A Mariana Fruit-dove, extinct on Guam, but alive in the San Diego Zoo
(Photo by Dick Daniels, carolinabirds.org via Wikimedia Commons)
The Mariana Fruit-dove—a vibrant creature decorated with what looks like multicolored puffs of spray paint across it chest and crest—is just one bird of many on the forested island of Guam that will never again be spied through a birder’s lens. The pigeon disappeared famously along with many other native birds in the wake of an invasion by brown tree snakes after World War II. Only now are scientists starting to piece together the effects—among them a thinning forest canopy increasingly riddled with holes, like Swiss cheese, the researchers say.
Over the next four years, ecologists from Rice University and the University of Guam will be investigating how this thinner canopy might be linked to the disappearance of the island’s birds. The US territory, which lies at the southernmost tip of the Mariana island Archipelago, once held 12 avian species, but ten were decimated by waves of voracious brown tree snakes, brought in unintentionally on ships during island reconstruction after the war.
By the mid-1980s, many birds were ghosts, no longer characteristic fixtures in the island’s trees. The Mariana Fruit-dove, the Guam Flycatcher, the Rufous Fantail, the Cardinal Honeyeater, and the White-throated Ground-dove were among the fallen.
The researchers looked last year at the impact of this loss on rising spider populations in Guam—finding 40 times as many spiders there as on islands close by, where birds still kept the population in check. But then another piece of the puzzle fell into place when lead researcher Haldre Rogers noticed gaps in Guam’s tree cover that she hadn’t seen elsewhere. “I noticed that there seemed to be a lot of gaps [in the trees] and that the pioneer tree species–such as papaya and sumak–were difficult to find on Guam, compared to nearby islands,” she said to the Smithsonian blog, Surprising Science.
Their hypothesis is that these fast-growing ‘pioneer’ trees aren’t filling up the gaps because the birds aren’t there to spread their seeds around. “Small birds eat a lot of the small seeds, and quite a few of the pioneer trees—the ones that grow best in open gaps with full sunlight—are small-seeded,” said Rogers in a press release. “Without birds to move their seeds to these sunny spots in the forest, these quick-growing trees may be less likely to germinate or grow to their full size.”
The result is a forest that opens up its cool, emerald depths to the sun, since the remaining slow-growing trees can’t fill the space as rapidly.

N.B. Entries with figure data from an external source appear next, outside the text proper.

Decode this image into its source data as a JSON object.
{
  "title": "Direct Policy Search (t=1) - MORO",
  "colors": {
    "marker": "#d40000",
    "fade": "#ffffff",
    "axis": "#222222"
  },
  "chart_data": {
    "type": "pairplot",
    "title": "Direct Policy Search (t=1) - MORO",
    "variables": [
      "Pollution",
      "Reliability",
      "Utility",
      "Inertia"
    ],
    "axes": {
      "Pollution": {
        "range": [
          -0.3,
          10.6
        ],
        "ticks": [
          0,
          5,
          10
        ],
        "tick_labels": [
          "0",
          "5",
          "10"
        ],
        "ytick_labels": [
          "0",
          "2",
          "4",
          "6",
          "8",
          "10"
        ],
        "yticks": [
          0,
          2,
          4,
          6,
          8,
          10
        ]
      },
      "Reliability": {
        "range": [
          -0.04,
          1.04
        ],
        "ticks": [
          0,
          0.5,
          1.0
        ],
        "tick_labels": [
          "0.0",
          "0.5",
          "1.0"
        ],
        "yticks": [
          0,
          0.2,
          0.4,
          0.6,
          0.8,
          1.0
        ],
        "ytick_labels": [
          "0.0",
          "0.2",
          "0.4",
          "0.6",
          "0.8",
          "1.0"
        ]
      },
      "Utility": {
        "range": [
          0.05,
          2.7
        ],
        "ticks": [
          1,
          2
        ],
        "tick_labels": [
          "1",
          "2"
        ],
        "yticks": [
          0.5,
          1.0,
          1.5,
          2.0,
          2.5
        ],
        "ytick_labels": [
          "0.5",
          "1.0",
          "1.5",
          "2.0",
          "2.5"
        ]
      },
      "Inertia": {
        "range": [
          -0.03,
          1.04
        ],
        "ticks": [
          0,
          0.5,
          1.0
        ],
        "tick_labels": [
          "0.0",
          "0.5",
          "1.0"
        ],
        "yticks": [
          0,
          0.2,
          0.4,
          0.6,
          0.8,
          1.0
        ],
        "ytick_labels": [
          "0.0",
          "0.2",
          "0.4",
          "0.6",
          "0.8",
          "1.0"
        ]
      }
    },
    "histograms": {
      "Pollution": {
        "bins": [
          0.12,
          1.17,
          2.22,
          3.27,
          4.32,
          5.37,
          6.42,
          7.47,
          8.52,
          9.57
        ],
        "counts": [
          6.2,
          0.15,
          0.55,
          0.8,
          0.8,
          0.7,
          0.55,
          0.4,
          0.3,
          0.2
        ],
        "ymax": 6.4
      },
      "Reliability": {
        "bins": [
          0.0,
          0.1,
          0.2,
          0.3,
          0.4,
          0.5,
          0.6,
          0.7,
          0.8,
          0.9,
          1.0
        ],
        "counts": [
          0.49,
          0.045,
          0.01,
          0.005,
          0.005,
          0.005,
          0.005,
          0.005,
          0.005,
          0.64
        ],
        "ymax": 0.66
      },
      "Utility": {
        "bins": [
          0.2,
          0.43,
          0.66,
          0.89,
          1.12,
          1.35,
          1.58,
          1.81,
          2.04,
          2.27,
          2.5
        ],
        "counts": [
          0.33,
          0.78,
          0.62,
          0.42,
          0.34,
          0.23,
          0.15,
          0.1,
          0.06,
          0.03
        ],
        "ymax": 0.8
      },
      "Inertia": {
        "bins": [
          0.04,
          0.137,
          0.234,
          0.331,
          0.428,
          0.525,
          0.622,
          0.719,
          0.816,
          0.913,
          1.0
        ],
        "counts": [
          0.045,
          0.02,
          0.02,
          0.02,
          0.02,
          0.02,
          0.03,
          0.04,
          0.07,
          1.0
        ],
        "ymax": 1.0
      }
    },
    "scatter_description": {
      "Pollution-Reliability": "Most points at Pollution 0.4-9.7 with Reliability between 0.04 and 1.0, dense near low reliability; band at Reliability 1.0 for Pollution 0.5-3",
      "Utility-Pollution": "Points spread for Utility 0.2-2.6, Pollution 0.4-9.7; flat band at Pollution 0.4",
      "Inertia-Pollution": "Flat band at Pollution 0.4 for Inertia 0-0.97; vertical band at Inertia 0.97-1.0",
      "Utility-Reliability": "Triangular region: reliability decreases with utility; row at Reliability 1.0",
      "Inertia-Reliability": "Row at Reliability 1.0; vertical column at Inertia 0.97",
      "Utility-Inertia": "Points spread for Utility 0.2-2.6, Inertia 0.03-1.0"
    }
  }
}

As patches are laid bare the forest could turn hotter than it used to be, the researchers say, naturally a problem for creatures and trees that thrive in the coolth.

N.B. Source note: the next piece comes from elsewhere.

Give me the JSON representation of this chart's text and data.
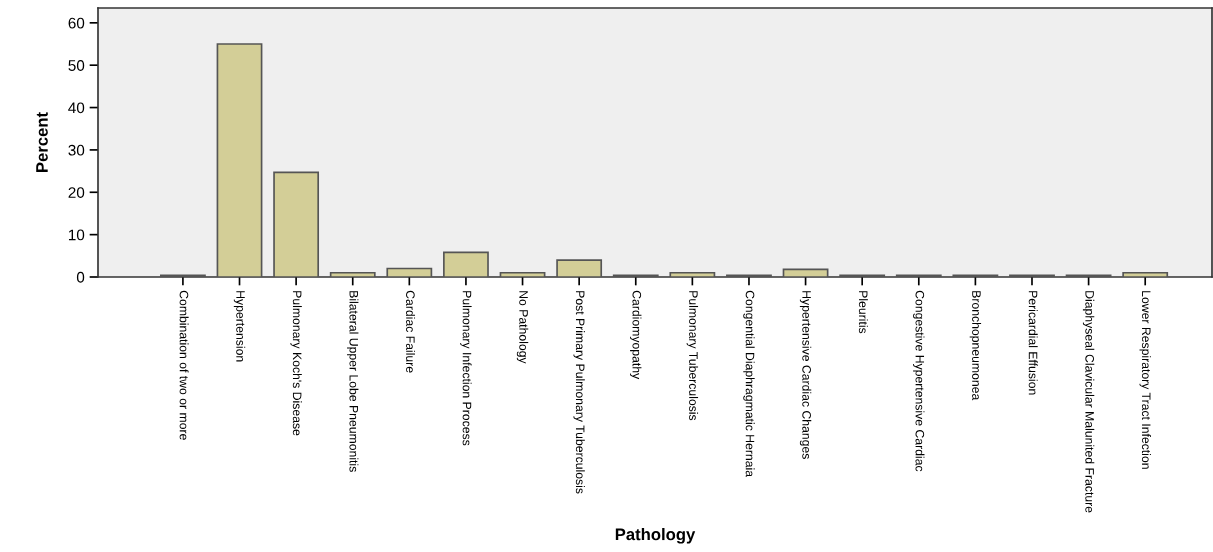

The ecologists are going to test their idea by clearing small patches in Guam’s cover and that of other nearby islands that are still bird-rich, and tracking how quickly the openings on Guam are repopulated by pioneer plants compared with those on other islands.
“It’s very important to understand the implications of those [bird] declines,” said one researcher, Amy Dunham, in the press release. “The situation on Guam—which is tragic—provides us with a unique opportunity to see what happens when all seed-dispersal services provided by animals are lost from an entire ecosystem.” For now, the researchers’ hunch hints at the untold ramifications of small mistakes made long ago.